Während der Saison 2005/2006 wurde er von Hermann Gerland zum ersten Mal in die Regionalligamannschaft des FC Bayern berufen. Zum 1. Januar 2007 erhielt er nach starken Auftritten einen Profivertrag. Sein erstes Bundesligaspiel absolvierte er am letzten Spieltag der Saison 2006/2007 gegen den FSV Mainz 05 und debütierte damit im gleichen Spiel wie sein heutiger Abwehrpartner Neven Subotic. Doch nach dem rasanten Aufstieg drohte die Karriere zu stagnieren. Denn der endgültige Durchbruch wollte Hummels bei den Bayern-Profis nicht gelingen. Zu groß und zu namhaft war die Konkurrenz in der Defensive.

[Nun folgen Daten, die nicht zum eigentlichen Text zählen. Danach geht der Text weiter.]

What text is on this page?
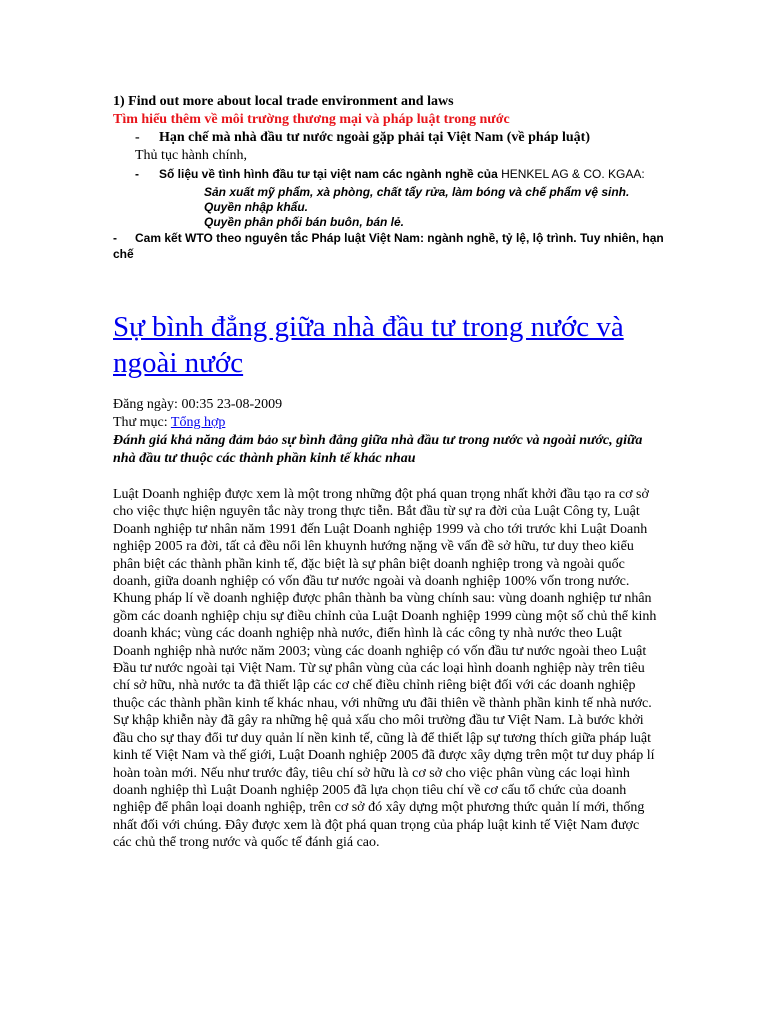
1) Find out more about local trade environment and laws

Tìm hiểu thêm về môi trường thương mại và pháp luật trong nước

-	Hạn chế mà nhà đầu tư nước ngoài gặp phải tại Việt Nam (về pháp luật)

Thủ tục hành chính,

-	Số liệu về tình hình đầu tư tại việt nam các ngành nghề của HENKEL AG & CO. KGAA:
Sản xuất mỹ phẩm, xà phòng, chất tẩy rửa, làm bóng và chế phẩm vệ sinh.
Quyền nhập khẩu.
Quyền phân phối bán buôn, bán lẻ.
-	Cam kết WTO theo nguyên tắc Pháp luật Việt Nam: ngành nghề, tỷ lệ, lộ trình. Tuy nhiên, hạn chế
Sự bình đẳng giữa nhà đầu tư trong nước và ngoài nước
Đăng ngày: 00:35 23-08-2009
Thư mục: Tổng hợp

Đánh giá khả năng đảm bảo sự bình đẳng giữa nhà đầu tư trong nước và ngoài nước, giữa nhà đầu tư thuộc các thành phần kinh tế khác nhau

Luật Doanh nghiệp được xem là một trong những đột phá quan trọng nhất khởi đầu tạo ra cơ sở cho việc thực hiện nguyên tắc này trong thực tiễn. Bắt đầu từ sự ra đời của Luật Công ty, Luật Doanh nghiệp tư nhân năm 1991 đến Luật Doanh nghiệp 1999 và cho tới trước khi Luật Doanh nghiệp 2005 ra đời, tất cả đều nổi lên khuynh hướng nặng về vấn đề sở hữu, tư duy theo kiểu phân biệt các thành phần kinh tế, đặc biệt là sự phân biệt doanh nghiệp trong và ngoài quốc doanh, giữa doanh nghiệp có vốn đầu tư nước ngoài và doanh nghiệp 100% vốn trong nước. Khung pháp lí về doanh nghiệp được phân thành ba vùng chính sau: vùng doanh nghiệp tư nhân gồm các doanh nghiệp chịu sự điều chỉnh của Luật Doanh nghiệp 1999 cùng một số chủ thể kinh doanh khác; vùng các doanh nghiệp nhà nước, điển hình là các công ty nhà nước theo Luật Doanh nghiệp nhà nước năm 2003; vùng các doanh nghiệp có vốn đầu tư nước ngoài theo Luật Đầu tư nước ngoài tại Việt Nam. Từ sự phân vùng của các loại hình doanh nghiệp này trên tiêu chí sở hữu, nhà nước ta đã thiết lập các cơ chế điều chỉnh riêng biệt đối với các doanh nghiệp thuộc các thành phần kinh tế khác nhau, với những ưu đãi thiên về thành phần kinh tế nhà nước. Sự khập khiễn này đã gây ra những hệ quả xấu cho môi trường đầu tư Việt Nam. Là bước khởi đầu cho sự thay đổi tư duy quản lí nền kinh tế, cũng là để thiết lập sự tương thích giữa pháp luật kinh tế Việt Nam và thế giới, Luật Doanh nghiệp 2005 đã được xây dựng trên một tư duy pháp lí hoàn toàn mới. Nếu như trước đây, tiêu chí sở hữu là cơ sở cho việc phân vùng các loại hình doanh nghiệp thì Luật Doanh nghiệp 2005 đã lựa chọn tiêu chí về cơ cấu tổ chức của doanh nghiệp để phân loại doanh nghiệp, trên cơ sở đó xây dựng một phương thức quản lí mới, thống nhất đối với chúng. Đây được xem là đột phá quan trọng của pháp luật kinh tế Việt Nam được các chủ thể trong nước và quốc tế đánh giá cao.
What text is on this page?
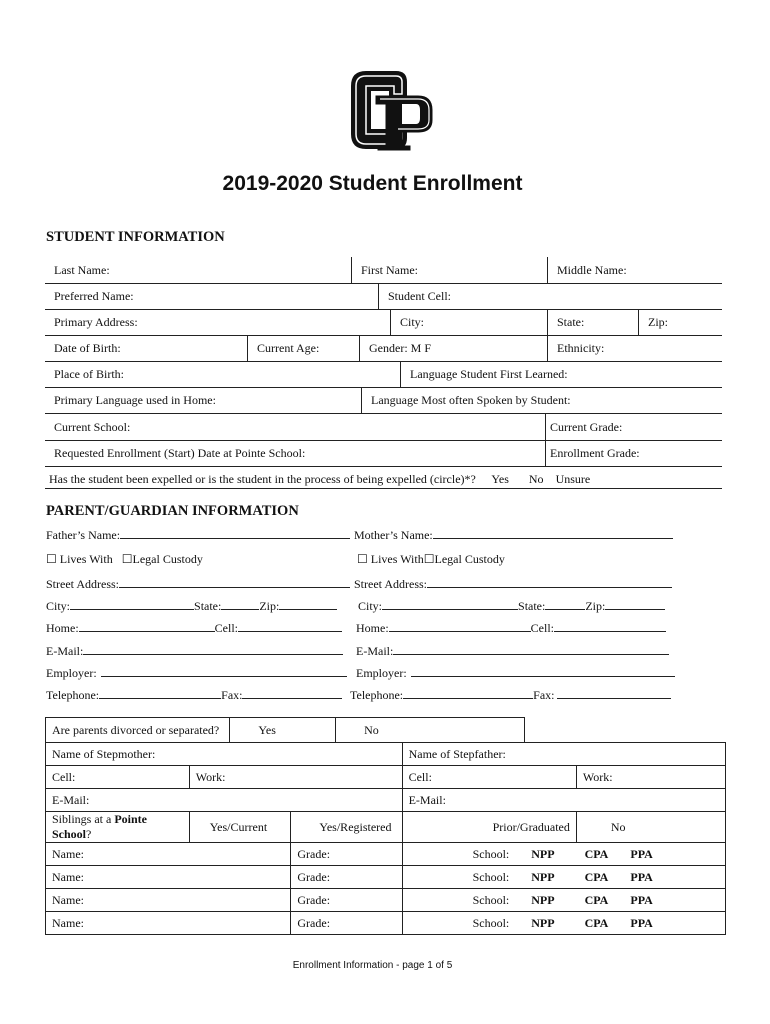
2019-2020 Student Enrollment
STUDENT INFORMATION
Last Name:	First Name:	Middle Name:
Preferred Name:	Student Cell:
Primary Address:	City:	State:	Zip:
Date of Birth:	Current Age:	Gender: M F	Ethnicity:
Place of Birth:	Language Student First Learned:
Primary Language used in Home:	Language Most often Spoken by Student:
Current School:	Current Grade:
Requested Enrollment (Start) Date at Pointe School:	Enrollment Grade:
Has the student been expelled or is the student in the process of being expelled (circle)*? Yes No Unsure
PARENT/GUARDIAN INFORMATION
Father’s Name:	Mother’s Name:
☐ Lives With ☐Legal Custody	☐ Lives With☐Legal Custody
Street Address:	Street Address:
City:	State:	Zip:	City:	State:	Zip:
Home:	Cell:	Home:	Cell:
E-Mail:	E-Mail:
Employer:	Employer:
Telephone:	Fax:	Telephone:	Fax:
Are parents divorced or separated?		Yes		No			
Name of Stepmother:					Name of Stepfather:		
Cell:	Work:				Cell:		Work:
E-Mail:					E-Mail:		
Siblings at a Pointe School?	Yes/Current		Yes/Registered		Prior/Graduated		No
Name:			Grade:		School: NPP CPA PPA		
Name:			Grade:		School: NPP CPA PPA		
Name:			Grade:		School: NPP CPA PPA		
Name:			Grade:		School: NPP CPA PPA		
Enrollment Information - page 1 of 5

Beim BVB setzte sich Hummels schnell durch, auch wenn er in der Saison 2008/2009 mit Sprunggelenksproblemen zu kämpfen hatte und die komplette Rückrunde verpasste. Nach der Genesung wurde er im Sommer 2009 mit der U21 Europameister und war dabei im mit 4:0 gegen England gewonnenen Endspiel einer der stärksten Deutschen. In der Folgesaison trug er in der Junioren-Nationalmannschaft die Kapitänsbinde. Zu den Grundwerten, die Vater Hermann und Mutter Ulla ihrem Sohn vermittelten, gehörte, "dass man nicht immer alles kriegt, was man will". Dass Bescheidenheit eine Zier ist, zeigte Hummels am Rande des Länderspiels zwischen Deutschland und Argentinien in München, das er als Zuschauer besuchte. Hummels fuhr nicht in einem "VIP-Shuttle", sondern wie die Fans in der vollbesetzten U-Bahn.

STÄRKEN

Mats Hummels erinnert durch sein ruhiges und selbstsicheres Auftreten sowie das gute Stellungsspiel etwas an Per Mertesacker. Die mangelnde Erfahrung ist ihm kaum anzumerken, er spielt wie ein Routinier. Wegen seiner Ballsicherheit und spielerischen Fähigkeiten ist er nicht nur als Innenverteidiger, sondern auch im defensiven Mittelfeld einsetzbar. Er hat besondere Stärken im Zweikampf wie im Spielaufbau. Er ist kein "Grätscher" der alten Schule. Wegen seiner Größe und Fähigkeiten beim Kopfballspiel stellt Hummels gegnerische Angreifer auch in der Luft vor Probleme. Hummels gilt darüber hinaus als torgefährlich.

SAISON-RÜCKBLICK

Hummels bestritt sehr viele Zweikämpfe und gewann davon gute 64%. Im defensiven Mittelfeld und in der Innenverteidigung räumte der 21-Jährige enorm viel ab. Er erzielte fünf Tore - beim BVB waren nur Barrios und Zidan öfter erfolgreich als der Defensivmann. In seinen letzten 16 Spielen war Hummels an sieben Treffern direkt beteiligt (vier Tore, drei Vorlagen). Wegen eines Kieferbruchs fehlte er vom 25. bis 29. Spieltag.